As I put it frequently at the time: if you break up with someone then there’s no way to expunge all the embarassing things that they know about you; instead the point is that they don’t find out any further embarassing things. The whip hand is over the ongoing relationship and the mutual ability to terminate it, rather than access to previously-shared digital data which can be cached.

This understanding is why I got into Mine development in the first place[1] and why I implemented it twice-over, and why I understand that what has to happen first is the addressing of point (1) – almost all the software technologies exist, none of them require invention, all we need is a good bidirectional communications infrastructure and wide adoption of the ability by some means to selectively and easily unicast data in a direct point-to-point way, to replicate in the truest sense a “relationship” in the digital domain.

What we don’t need is to rely on identity hierarchies, or FOAF, or I-cards, trusted third parties, legal fictions for non-profit do-gooding, or anything else of that sort.


[1] Watch the first video, and the second if you are a geek; they are worth it

Opinion of #SeamlessID at request of @mrchrisadams ; #security #identity & a HT to @blaine

@mrchrisadams wrote:

@alecmuffet, @glynwintle I respect your opinions & I think you’d be interested in SeamlessID. Thoughts?
From Logins to Seamless Identity, a new paradigm for the web

This is hard for me, because I have a really big downer on:

  1. federated identity
  2. single sign-on
  3. People who make glib statements like Is the login paradigm a failure?
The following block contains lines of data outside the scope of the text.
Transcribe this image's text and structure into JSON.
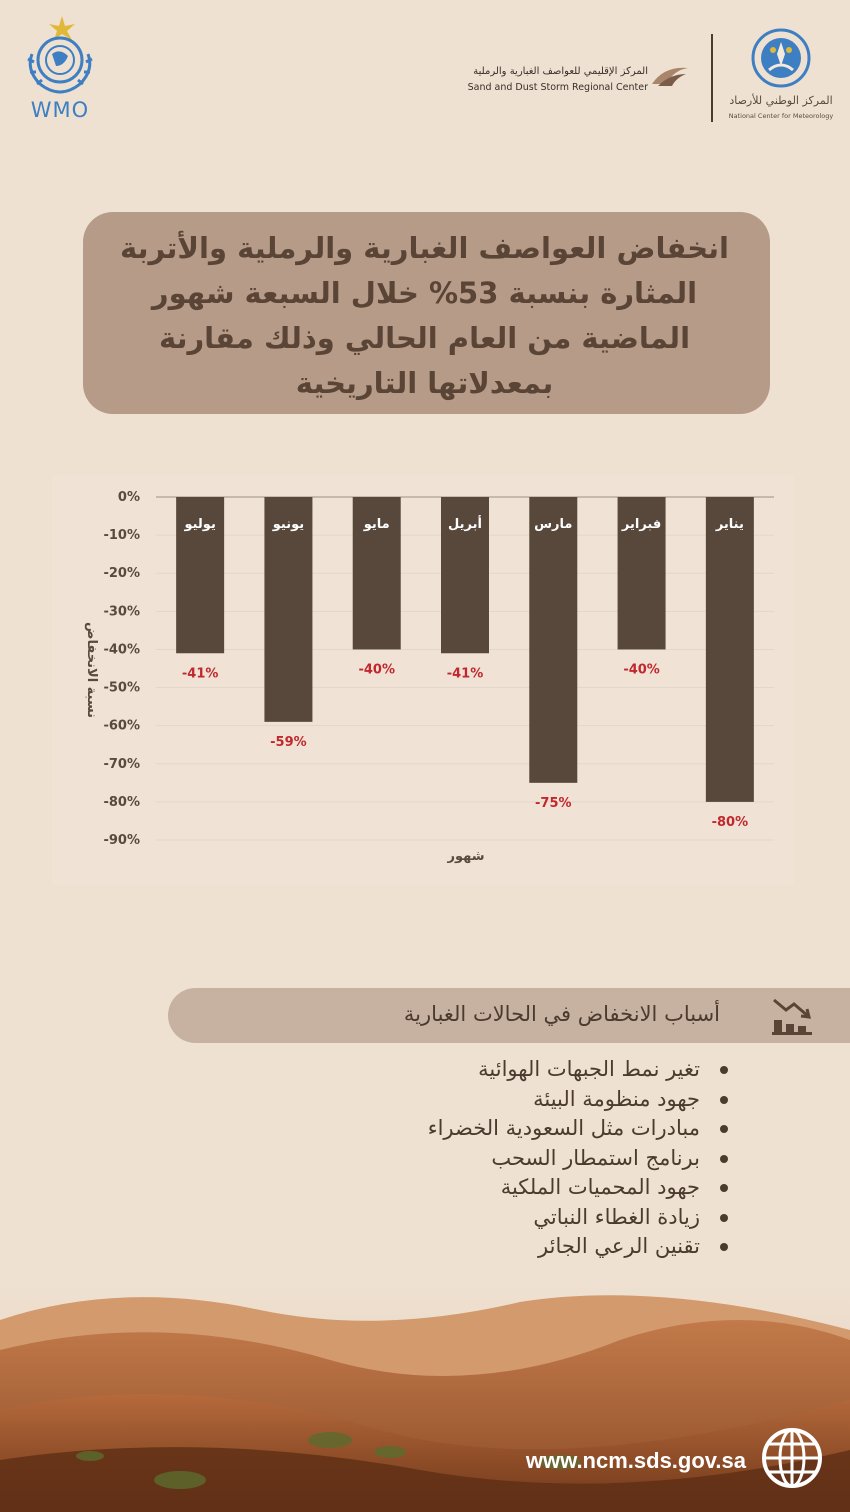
{
  "header": {
    "wmo_label": "WMO",
    "sds_name_ar": "المركز الإقليمي للعواصف الغبارية والرملية",
    "sds_name_en": "Sand and Dust Storm Regional Center",
    "ncm_name_ar": "المركز الوطني للأرصاد",
    "ncm_name_en": "National Center for Meteorology"
  },
  "headline": "انخفاض العواصف الغبارية والرملية والأتربة المثارة بنسبة 53% خلال السبعة شهور الماضية من العام الحالي وذلك مقارنة بمعدلاتها التاريخية",
  "chart_data": {
    "type": "bar",
    "categories": [
      "يناير",
      "فبراير",
      "مارس",
      "أبريل",
      "مايو",
      "يونيو",
      "يوليو"
    ],
    "values": [
      -80,
      -40,
      -75,
      -41,
      -40,
      -59,
      -41
    ],
    "value_labels": [
      "-80%",
      "-40%",
      "-75%",
      "-41%",
      "-40%",
      "-59%",
      "-41%"
    ],
    "xlabel": "شهور",
    "ylabel": "نسبة الانخفاض",
    "ylim": [
      -90,
      0
    ],
    "yticks": [
      "0%",
      "-10%",
      "-20%",
      "-30%",
      "-40%",
      "-50%",
      "-60%",
      "-70%",
      "-80%",
      "-90%"
    ],
    "category_order": "right-to-left",
    "grid": true,
    "bar_color": "#58473b",
    "label_color": "#c0282d"
  },
  "causes": {
    "title": "أسباب الانخفاض في الحالات الغبارية",
    "items": [
      "تغير نمط الجبهات الهوائية",
      "جهود منظومة البيئة",
      "مبادرات مثل السعودية الخضراء",
      "برنامج استمطار السحب",
      "جهود المحميات الملكية",
      "زيادة الغطاء النباتي",
      "تقنين الرعي الجائر"
    ]
  },
  "footer": {
    "url": "www.ncm.sds.gov.sa"
  },
  "icons": [
    "wmo-logo-icon",
    "sds-logo-icon",
    "ncm-logo-icon",
    "declining-chart-icon",
    "globe-icon"
  ]
}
Yes.

Blaine Cook makes exactly the right observation from a positive, constructive perspective:

This is a wonderful writeup, but why the heck are you proposing yet another standard?!?! Please, go cooperate with the BrowserID folks instead of trying to fracture the already fractured landscape.

…but I don’t even go that far because I can’t be constructive about this shit.

Putting aside the endlessly reinventing the wheel issue, I can’t see how “Seamless Identity” is much different to my setup where I have 1password integrated into every browser and can pull-down independent “identities” to log into different sites, and can cross-authenticate them with OAuth for asynchronous services where I desire; but aside from that point the identities are all unlinked and distinct.

Passwords are the worst form of authentication that we have ever invented, except for all the other ones that have been tried from time to time.

Form-filling, single-input… Everything else is just teh prettys.

“they can’t ask you twice without looking suspicious” – bullshit.